Wachs was sitting as the lone member present of the Arts, Health and Humanities Committee. His plan, which next goes to the full City Council, was not good news for dog owners, who want the city to take over more of the responsibility and cost of operating the four-acre park.
“We want more meat on our plate for our work,” said Jane Purse, founder of ParkWatch, a private group that has worked with recreation officials to make Laurel Canyon Park the city’s first--and to date only--park in which dogs can run free of leashes.
Purse’s group has contributed time and money to make Laurel Canyon Park successful as a dog park, expecting that as a reward the city would make the leash-free privilege permanent.

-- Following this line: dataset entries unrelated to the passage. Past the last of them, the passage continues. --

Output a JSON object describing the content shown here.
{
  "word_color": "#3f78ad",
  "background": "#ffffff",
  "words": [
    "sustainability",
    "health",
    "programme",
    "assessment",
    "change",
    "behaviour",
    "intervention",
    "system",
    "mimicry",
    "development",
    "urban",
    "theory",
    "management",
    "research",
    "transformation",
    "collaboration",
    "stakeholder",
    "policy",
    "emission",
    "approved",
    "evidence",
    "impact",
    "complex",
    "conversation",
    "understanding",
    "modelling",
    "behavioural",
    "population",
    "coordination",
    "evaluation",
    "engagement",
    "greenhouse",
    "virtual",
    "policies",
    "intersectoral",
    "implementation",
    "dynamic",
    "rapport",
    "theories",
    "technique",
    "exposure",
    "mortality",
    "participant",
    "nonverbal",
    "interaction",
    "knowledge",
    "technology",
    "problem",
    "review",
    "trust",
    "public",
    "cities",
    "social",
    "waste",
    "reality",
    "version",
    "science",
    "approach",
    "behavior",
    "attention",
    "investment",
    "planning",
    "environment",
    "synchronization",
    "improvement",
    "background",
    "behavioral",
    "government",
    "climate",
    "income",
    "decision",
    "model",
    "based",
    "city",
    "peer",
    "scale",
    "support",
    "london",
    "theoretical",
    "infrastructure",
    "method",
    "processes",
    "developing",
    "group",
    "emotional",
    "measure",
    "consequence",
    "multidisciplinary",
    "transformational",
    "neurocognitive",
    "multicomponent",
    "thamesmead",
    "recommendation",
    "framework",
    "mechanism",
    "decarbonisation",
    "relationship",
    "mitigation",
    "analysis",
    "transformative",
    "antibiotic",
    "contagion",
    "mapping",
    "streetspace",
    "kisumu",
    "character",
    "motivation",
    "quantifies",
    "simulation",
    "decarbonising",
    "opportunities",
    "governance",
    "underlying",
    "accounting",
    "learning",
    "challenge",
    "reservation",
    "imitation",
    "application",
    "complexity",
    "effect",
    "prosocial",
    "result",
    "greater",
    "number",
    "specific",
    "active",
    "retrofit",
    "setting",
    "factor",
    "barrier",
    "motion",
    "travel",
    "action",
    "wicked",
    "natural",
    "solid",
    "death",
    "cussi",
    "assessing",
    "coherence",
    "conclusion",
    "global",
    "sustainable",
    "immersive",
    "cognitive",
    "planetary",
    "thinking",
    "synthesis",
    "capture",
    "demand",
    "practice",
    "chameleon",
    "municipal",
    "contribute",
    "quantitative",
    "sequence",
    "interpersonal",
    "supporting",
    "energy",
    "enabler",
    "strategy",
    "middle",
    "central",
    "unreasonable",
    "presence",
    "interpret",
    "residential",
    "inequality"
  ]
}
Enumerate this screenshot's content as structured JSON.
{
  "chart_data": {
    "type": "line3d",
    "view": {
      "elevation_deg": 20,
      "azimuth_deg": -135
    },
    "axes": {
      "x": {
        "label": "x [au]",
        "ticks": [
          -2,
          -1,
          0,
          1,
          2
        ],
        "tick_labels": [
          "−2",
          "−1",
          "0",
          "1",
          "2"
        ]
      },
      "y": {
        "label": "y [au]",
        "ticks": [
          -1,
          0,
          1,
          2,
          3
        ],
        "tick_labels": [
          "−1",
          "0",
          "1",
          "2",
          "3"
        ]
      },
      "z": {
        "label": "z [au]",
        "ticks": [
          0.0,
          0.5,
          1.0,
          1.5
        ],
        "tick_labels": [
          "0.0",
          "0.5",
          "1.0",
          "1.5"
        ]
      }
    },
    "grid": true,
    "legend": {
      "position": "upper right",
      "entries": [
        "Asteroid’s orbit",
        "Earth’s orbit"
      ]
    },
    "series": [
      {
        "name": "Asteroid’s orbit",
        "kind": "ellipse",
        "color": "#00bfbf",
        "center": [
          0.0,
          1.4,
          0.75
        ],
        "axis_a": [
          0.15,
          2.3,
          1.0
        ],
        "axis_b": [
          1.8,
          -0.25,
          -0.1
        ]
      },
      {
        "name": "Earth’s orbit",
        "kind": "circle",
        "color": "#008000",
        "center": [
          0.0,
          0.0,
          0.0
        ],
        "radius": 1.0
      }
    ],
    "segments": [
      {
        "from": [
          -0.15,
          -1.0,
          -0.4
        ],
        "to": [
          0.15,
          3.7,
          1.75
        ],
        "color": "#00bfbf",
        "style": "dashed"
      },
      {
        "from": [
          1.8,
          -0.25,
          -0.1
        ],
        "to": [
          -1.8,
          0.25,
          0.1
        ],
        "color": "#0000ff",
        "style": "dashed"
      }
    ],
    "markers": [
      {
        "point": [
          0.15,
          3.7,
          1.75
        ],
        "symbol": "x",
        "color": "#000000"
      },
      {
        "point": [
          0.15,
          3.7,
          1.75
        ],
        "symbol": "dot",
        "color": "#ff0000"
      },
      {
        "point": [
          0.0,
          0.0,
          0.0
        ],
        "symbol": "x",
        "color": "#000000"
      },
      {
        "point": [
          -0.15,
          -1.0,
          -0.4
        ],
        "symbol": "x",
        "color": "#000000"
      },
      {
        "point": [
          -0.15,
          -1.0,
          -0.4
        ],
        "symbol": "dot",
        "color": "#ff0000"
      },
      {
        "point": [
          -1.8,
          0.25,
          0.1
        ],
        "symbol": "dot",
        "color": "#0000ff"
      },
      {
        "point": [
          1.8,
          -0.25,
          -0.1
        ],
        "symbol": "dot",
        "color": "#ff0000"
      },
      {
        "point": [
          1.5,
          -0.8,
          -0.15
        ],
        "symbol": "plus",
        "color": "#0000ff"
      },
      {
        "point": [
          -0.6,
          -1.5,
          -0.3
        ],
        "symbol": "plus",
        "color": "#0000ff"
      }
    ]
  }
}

ParkWatch has extensively educated dog owners on their legal duties to clean up their animals’ feces, pays $65 per day to have a ranger patrol the park on weekends and holidays when patronage is highest, and conducts cleanup campaigns.
The park has operated as a leash-free zone on a pilot basis since August, 1988, with dogs permitted to run free from 7 to 10 a.m. and from 3 p.m. to sundown each day.
The initial exemption from the city’s leash law for park users was for six months. Since then, the exemption has been extended every six months.
“Some people feel that the reason you are doing such a good job is that you have something to gain,” Wachs told Purse. “You have an incentive. I want to make sure you keep doing your share.”
Wachs also won an important endorsement for his plan from Diana Brueggemann, an aide to Councilman Michael Woo. Woo represents the area, and his views are likely to be influential when the plan comes to a vote by the full council.